トークショーの終盤では、最近モンゴルの遊牧民のくらしや思考に出合い、彼らを撮り続けているという話も興味深かったのですが、私はイレギュラー案件があり退室することになり、どう締めくくられたかを知ることもできなくて、どういう話が続いたのかも気になります。
その後も山内悠さんに会うこともなく、バルンバルンの森を後にしてしまったことが、私の心に少ししこりを残しています。

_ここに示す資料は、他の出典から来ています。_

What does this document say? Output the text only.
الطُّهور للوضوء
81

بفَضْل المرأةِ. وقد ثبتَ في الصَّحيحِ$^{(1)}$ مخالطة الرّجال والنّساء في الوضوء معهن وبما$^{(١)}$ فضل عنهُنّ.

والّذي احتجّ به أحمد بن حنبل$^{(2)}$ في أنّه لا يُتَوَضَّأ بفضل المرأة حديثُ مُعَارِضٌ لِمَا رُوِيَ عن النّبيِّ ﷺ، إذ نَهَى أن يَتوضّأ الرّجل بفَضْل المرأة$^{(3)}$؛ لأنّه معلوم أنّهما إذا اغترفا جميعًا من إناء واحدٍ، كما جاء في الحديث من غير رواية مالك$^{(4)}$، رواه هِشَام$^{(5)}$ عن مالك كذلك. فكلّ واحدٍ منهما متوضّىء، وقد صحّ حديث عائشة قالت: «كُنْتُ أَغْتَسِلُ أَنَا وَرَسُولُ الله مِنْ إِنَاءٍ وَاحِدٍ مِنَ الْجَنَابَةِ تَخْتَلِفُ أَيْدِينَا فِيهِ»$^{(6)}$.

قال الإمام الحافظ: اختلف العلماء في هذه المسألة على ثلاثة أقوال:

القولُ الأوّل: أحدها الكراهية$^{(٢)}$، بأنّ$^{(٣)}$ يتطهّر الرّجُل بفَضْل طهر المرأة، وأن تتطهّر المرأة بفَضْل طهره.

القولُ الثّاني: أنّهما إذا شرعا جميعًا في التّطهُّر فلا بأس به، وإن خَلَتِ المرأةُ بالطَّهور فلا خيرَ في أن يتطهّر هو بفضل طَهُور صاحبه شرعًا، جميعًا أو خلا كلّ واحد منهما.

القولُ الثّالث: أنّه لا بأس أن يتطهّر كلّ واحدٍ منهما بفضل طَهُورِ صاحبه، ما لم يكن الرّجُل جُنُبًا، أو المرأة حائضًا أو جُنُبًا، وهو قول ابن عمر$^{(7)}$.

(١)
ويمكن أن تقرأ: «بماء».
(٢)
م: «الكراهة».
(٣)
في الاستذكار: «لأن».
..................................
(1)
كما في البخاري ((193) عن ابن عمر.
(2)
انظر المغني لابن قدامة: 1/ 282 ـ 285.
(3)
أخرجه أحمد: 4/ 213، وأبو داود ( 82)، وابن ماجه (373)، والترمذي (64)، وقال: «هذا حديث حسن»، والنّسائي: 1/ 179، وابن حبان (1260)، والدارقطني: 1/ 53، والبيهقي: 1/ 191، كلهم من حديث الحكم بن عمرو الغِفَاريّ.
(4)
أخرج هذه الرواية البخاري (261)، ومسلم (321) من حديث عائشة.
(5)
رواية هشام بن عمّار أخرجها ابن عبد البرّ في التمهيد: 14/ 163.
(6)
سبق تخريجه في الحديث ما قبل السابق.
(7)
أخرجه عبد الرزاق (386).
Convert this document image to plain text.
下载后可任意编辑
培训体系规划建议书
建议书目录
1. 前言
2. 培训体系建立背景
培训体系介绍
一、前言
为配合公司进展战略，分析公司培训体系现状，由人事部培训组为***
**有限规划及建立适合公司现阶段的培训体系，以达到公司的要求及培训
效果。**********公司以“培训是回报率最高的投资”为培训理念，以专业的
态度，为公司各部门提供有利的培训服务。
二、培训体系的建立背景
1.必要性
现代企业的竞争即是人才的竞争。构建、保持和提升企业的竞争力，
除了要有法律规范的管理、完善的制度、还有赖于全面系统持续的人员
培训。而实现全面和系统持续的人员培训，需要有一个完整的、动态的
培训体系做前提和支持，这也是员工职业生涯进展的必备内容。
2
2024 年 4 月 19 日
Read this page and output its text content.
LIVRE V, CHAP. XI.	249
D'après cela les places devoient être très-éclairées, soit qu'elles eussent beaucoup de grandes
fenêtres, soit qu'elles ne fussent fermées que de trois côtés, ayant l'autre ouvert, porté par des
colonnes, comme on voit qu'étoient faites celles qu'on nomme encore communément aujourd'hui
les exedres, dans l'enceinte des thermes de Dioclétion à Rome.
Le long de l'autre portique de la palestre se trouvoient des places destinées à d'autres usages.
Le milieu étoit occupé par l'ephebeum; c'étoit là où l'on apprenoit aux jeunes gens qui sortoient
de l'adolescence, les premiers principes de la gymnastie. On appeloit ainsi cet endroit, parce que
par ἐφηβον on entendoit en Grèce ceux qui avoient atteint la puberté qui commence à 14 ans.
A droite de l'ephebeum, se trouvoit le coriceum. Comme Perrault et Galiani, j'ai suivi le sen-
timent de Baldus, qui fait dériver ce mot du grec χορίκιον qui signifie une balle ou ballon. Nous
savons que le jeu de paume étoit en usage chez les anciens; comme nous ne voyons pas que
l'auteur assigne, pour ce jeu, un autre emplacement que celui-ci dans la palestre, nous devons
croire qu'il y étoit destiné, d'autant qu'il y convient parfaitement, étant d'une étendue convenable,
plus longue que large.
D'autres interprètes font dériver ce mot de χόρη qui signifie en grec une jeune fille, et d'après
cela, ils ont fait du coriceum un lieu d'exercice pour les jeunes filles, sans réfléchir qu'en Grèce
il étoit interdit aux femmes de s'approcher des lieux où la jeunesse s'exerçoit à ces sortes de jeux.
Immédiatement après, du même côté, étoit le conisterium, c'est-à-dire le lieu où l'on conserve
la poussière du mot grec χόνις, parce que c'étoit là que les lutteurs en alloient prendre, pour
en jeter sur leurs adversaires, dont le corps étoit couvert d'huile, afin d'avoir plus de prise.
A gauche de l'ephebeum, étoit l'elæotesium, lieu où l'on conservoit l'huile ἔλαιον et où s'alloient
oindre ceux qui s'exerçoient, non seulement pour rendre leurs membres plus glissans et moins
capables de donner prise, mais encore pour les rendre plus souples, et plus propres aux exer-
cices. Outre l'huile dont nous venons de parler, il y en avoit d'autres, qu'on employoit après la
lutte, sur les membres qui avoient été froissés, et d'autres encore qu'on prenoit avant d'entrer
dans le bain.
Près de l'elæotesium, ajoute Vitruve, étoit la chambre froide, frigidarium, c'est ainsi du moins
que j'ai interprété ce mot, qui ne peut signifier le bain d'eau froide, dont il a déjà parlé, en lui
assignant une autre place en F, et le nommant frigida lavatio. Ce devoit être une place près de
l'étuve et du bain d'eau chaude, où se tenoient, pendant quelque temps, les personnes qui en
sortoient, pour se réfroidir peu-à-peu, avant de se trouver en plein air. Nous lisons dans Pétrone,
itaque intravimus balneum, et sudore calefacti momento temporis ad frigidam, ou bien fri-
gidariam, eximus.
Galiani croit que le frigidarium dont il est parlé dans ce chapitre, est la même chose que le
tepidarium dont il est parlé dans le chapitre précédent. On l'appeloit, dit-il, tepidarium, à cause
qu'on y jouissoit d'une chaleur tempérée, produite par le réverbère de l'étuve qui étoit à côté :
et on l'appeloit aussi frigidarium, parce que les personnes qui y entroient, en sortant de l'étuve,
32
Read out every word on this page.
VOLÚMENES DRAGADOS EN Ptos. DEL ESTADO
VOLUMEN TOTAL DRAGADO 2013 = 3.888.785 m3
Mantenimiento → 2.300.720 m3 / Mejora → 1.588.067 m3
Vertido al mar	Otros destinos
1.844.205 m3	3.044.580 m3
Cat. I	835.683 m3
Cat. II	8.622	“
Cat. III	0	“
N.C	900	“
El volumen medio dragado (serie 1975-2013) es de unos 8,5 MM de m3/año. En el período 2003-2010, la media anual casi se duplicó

光を〝生〟と感じ、山での経験で〝命〟を感じ生きている山内悠さんは、
新宿で感じた、いま自分が此処にあるという感覚と向き合い続けているのかな…
うーん、でも、イベント自体が始まったときに山内悠さんと気付かず(失礼w)雑談したのですが、あのひょうひょうとした雰囲気からは何も読み取れなかったし
「そんな深読みしてたんやー?難しいやつやなー、わっはは!」と、
笑い飛ばされそうですが…笑
問えなかった分、写真で感じとれるといいかもしれないな…
記憶をたどって書いているので、想いの受け止め方が違うところもあると思うけど、〝生〟の感じ方や写真を撮る意味を問いながら、写真家としてあり続けている話の中で、私自身、自分の見方を考える機会を得た気がします。
感じ方ってひとそれぞれでおもしろいな。
山内悠さんは関西弁でひょうひょうとした雰囲気があるんだけど、
写真のことを話すスピードや写真への想いは、夜の森にとても似合っているなぁと思いました。